Mais Jasmin se raidit. Les yeux exorbités, il se mit à gémir :

— Alice ! Ma petite ! C’est moi, c’est papa ! Je vais vous sortir de là ! Blanche ! Alice !

Je dus insister pour qu’il se taise, qu’il se calme. Il hurlait les noms de sa femme et de sa fille, il se débattait :

— Je ne vois rien, j’étouffe… Blanche, où es-tu ? Blanche ! Où est notre petite fille ? Je ne sais rien faire !

Jasmin s’étranglait avec son écharpe à force de tirer sur les franges. Je tentais de la lui retirer.

— Maudite odeur de chair brûlée… comme dans les tranchées… Florian ! Alice !

L’infirmière Doret, alertée par les cris, était accourue au secours de son pensionnaire.

— Qu’y a-t-il ? Que s’est-il passé ? Pourquoi s’est-il mis dans cet état ?

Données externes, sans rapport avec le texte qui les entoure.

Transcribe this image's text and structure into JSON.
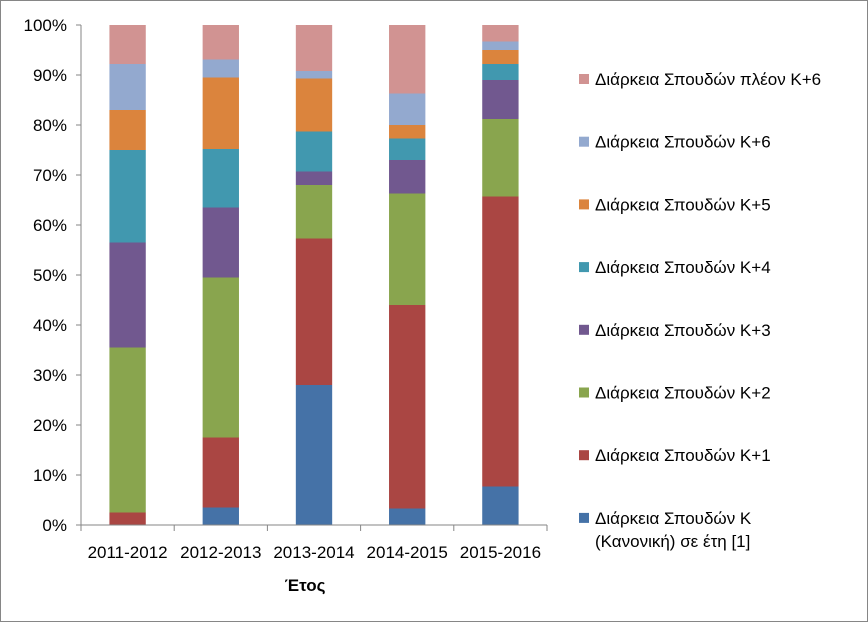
{
  "chart_data": {
    "type": "bar",
    "stacked": true,
    "percent_stacked": true,
    "title": "",
    "xlabel": "Έτος",
    "ylabel": "",
    "ylim": [
      0,
      100
    ],
    "y_ticks": [
      "0%",
      "10%",
      "20%",
      "30%",
      "40%",
      "50%",
      "60%",
      "70%",
      "80%",
      "90%",
      "100%"
    ],
    "grid": false,
    "legend_position": "right",
    "categories": [
      "2011-2012",
      "2012-2013",
      "2013-2014",
      "2014-2015",
      "2015-2016"
    ],
    "series": [
      {
        "name": "Διάρκεια Σπουδών Κ (Κανονική) σε έτη [1]",
        "legend_lines": [
          "Διάρκεια Σπουδών Κ",
          "(Κανονική) σε έτη [1]"
        ],
        "color": "#4572A7",
        "values": [
          0,
          3.5,
          28,
          3.3,
          7.7
        ]
      },
      {
        "name": "Διάρκεια Σπουδών Κ+1",
        "legend_lines": [
          "Διάρκεια Σπουδών Κ+1"
        ],
        "color": "#AA4643",
        "values": [
          2.5,
          14,
          29.3,
          40.7,
          58
        ]
      },
      {
        "name": "Διάρκεια Σπουδών Κ+2",
        "legend_lines": [
          "Διάρκεια Σπουδών Κ+2"
        ],
        "color": "#89A54E",
        "values": [
          33,
          32,
          10.7,
          22.3,
          15.5
        ]
      },
      {
        "name": "Διάρκεια Σπουδών Κ+3",
        "legend_lines": [
          "Διάρκεια Σπουδών Κ+3"
        ],
        "color": "#71588F",
        "values": [
          21,
          14,
          2.7,
          6.7,
          7.8
        ]
      },
      {
        "name": "Διάρκεια Σπουδών Κ+4",
        "legend_lines": [
          "Διάρκεια Σπουδών Κ+4"
        ],
        "color": "#4198AF",
        "values": [
          18.5,
          11.7,
          8,
          4.3,
          3.2
        ]
      },
      {
        "name": "Διάρκεια Σπουδών Κ+5",
        "legend_lines": [
          "Διάρκεια Σπουδών Κ+5"
        ],
        "color": "#DB843D",
        "values": [
          8,
          14.3,
          10.6,
          2.7,
          2.8
        ]
      },
      {
        "name": "Διάρκεια Σπουδών Κ+6",
        "legend_lines": [
          "Διάρκεια Σπουδών Κ+6"
        ],
        "color": "#93A9CF",
        "values": [
          9.2,
          3.6,
          1.5,
          6.3,
          1.7
        ]
      },
      {
        "name": "Διάρκεια Σπουδών πλέον Κ+6",
        "legend_lines": [
          "Διάρκεια Σπουδών πλέον Κ+6"
        ],
        "color": "#D19392",
        "values": [
          7.8,
          6.9,
          9.2,
          13.7,
          3.3
        ]
      }
    ]
  }
}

Je caressais le visage du vieillard, tentant de le calmer.

— Ça va, ça va aller, c’est fini. Blanche et Alice ne souffrent plus, Florian non plus… ça va aller, monsieur Durand.

Agrippé à moi, Jasmin ne lâchait pas prise.

— Restez, ne partez pas.

L’infirmière n’était pas d’accord :

— Il faut vous reposer, monsieur Durand, vous êtes en sueur. Ressasser tous ces souvenirs n’est pas bon pour votre cœur.

Le vieil homme desserra peu à peu l’étreinte, cherchant un mouchoir.

— Mon cœur… ça va. Je vais mieux, ne partez pas, Marianne.

Doret ferma la fenêtre dans un geste brusque, maugréant à l’effet que le parquet fût inondé. Me jetant un regard peu amène, elle dit :

— N’abusez pas d’une personne âgée, madame Sart… tout de même !

— Je ne resterai pas longtemps, je dois passer aux archives avant de rentrer à Bruges.

Mais après le départ de Martine Doret, afin que Jasmin ne retombe pas dans les souvenirs tragiques de l’incendie, je lui soufflai le nom du Prinsenhof. Petit à petit, il devint volubile, intarissable. Était-ce pour me retenir le plus longtemps possible auprès de lui afin de ne pas se retrouver seul avec son chagrin ou simplement ressentait-il un soulagement en parlant d’autre chose ? Lorsque je quittai l’hospice pour me rendre aux archives, Jasmin dormait paisiblement. Mais moi, j’étais ébranlée par les anecdotes qu’il m’avait rapportées des vingt-trois jours de sa réclusion forcée dans les caves du château avec ses compagnons, dont l’Anglais de la bâche qui dessinait jour et nuit.